DOI: 10.1177/03000605261453488 ISSN: 0300-0605

Recurrent urticaria induced by aspirin in a post-stent patient: A case study and literature review

Yao-Yao Xu, Ying Feng, Liu-Cheng Li, Su Zhang, Kai-Li Mao

This report describes the case of a male in his early 60s with coronary heart disease who developed recurrent urticaria following the initiation of antiplatelet and lipid-lowering therapy. Through sequential drug dechallenge and rechallenge, aspirin was identified as the probable cause. Despite initial treatment with cetirizine and reintroduction of aspirin, the patient’s symptoms recurred, necessitating readmission.

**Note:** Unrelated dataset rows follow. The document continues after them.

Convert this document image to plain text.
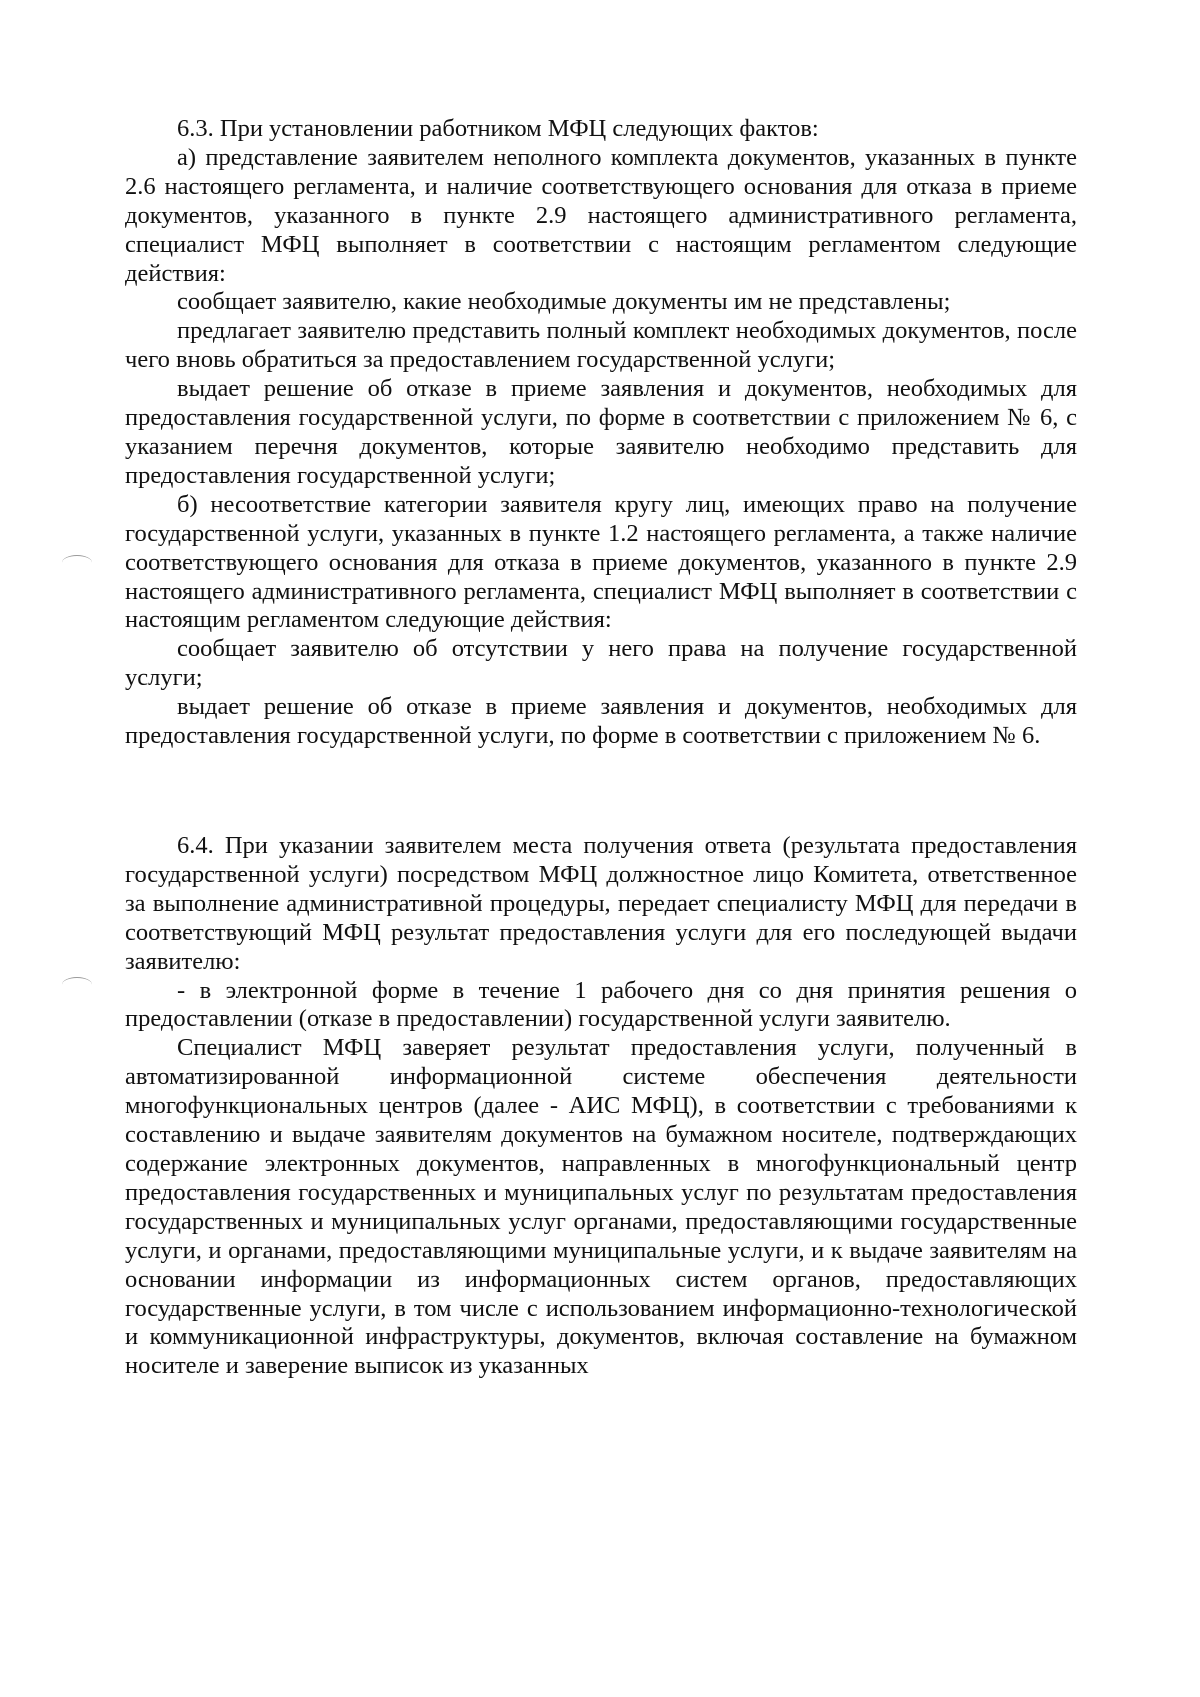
6.3. При установлении работником МФЦ следующих фактов:

а) представление заявителем неполного комплекта документов, указанных в пункте 2.6 настоящего регламента, и наличие соответствующего основания для отказа в приеме документов, указанного в пункте 2.9 настоящего административного регламента, специалист МФЦ выполняет в соответствии с настоящим регламентом следующие действия:

сообщает заявителю, какие необходимые документы им не представлены;

предлагает заявителю представить полный комплект необходимых документов, после чего вновь обратиться за предоставлением государственной услуги;

выдает решение об отказе в приеме заявления и документов, необходимых для предоставления государственной услуги, по форме в соответствии с приложением № 6, с указанием перечня документов, которые заявителю необходимо представить для предоставления государственной услуги;

б) несоответствие категории заявителя кругу лиц, имеющих право на получение государственной услуги, указанных в пункте 1.2 настоящего регламента, а также наличие соответствующего основания для отказа в приеме документов, указанного в пункте 2.9 настоящего административного регламента, специалист МФЦ выполняет в соответствии с настоящим регламентом следующие действия:

сообщает заявителю об отсутствии у него права на получение государственной услуги;

выдает решение об отказе в приеме заявления и документов, необходимых для предоставления государственной услуги, по форме в соответствии с приложением № 6.

6.4. При указании заявителем места получения ответа (результата предоставления государственной услуги) посредством МФЦ должностное лицо Комитета, ответственное за выполнение административной процедуры, передает специалисту МФЦ для передачи в соответствующий МФЦ результат предоставления услуги для его последующей выдачи заявителю:

- в электронной форме в течение 1 рабочего дня со дня принятия решения о предоставлении (отказе в предоставлении) государственной услуги заявителю.

Специалист МФЦ заверяет результат предоставления услуги, полученный в автоматизированной информационной системе обеспечения деятельности многофункциональных центров (далее - АИС МФЦ), в соответствии с требованиями к составлению и выдаче заявителям документов на бумажном носителе, подтверждающих содержание электронных документов, направленных в многофункциональный центр предоставления государственных и муниципальных услуг по результатам предоставления государственных и муниципальных услуг органами, предоставляющими государственные услуги, и органами, предоставляющими муниципальные услуги, и к выдаче заявителям на основании информации из информационных систем органов, предоставляющих государственные услуги, в том числе с использованием информационно-технологической и коммуникационной инфраструктуры, документов, включая составление на бумажном носителе и заверение выписок из указанных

A multidisciplinary team, including clinicians and clinical pharmacists, optimized the treatment strategy by replacing aspirin with ticagrelor and cilostazol for antiplatelet therapy, discontinuing and reintroducing atorvastatin to rule out drug allergy, and administering desloratadine citrate and methylprednisolone for antiallergic treatment. The patient’s urticaria resolved completely without recurrence, and aspirin was identified as the probable cause using the adverse drug reaction causality assessment scale. Although aspirin was reintroduced on Day 2, the concurrent use of multiple drugs, including corticosteroids and antihistamines, may have influenced the timing and severity of the subsequent urticaria recurrence. Postdischarge follow-up confirmed sustained remission, highlighting the importance of collaborative care in managing drug-induced urticaria and maintaining cardiovascular safety.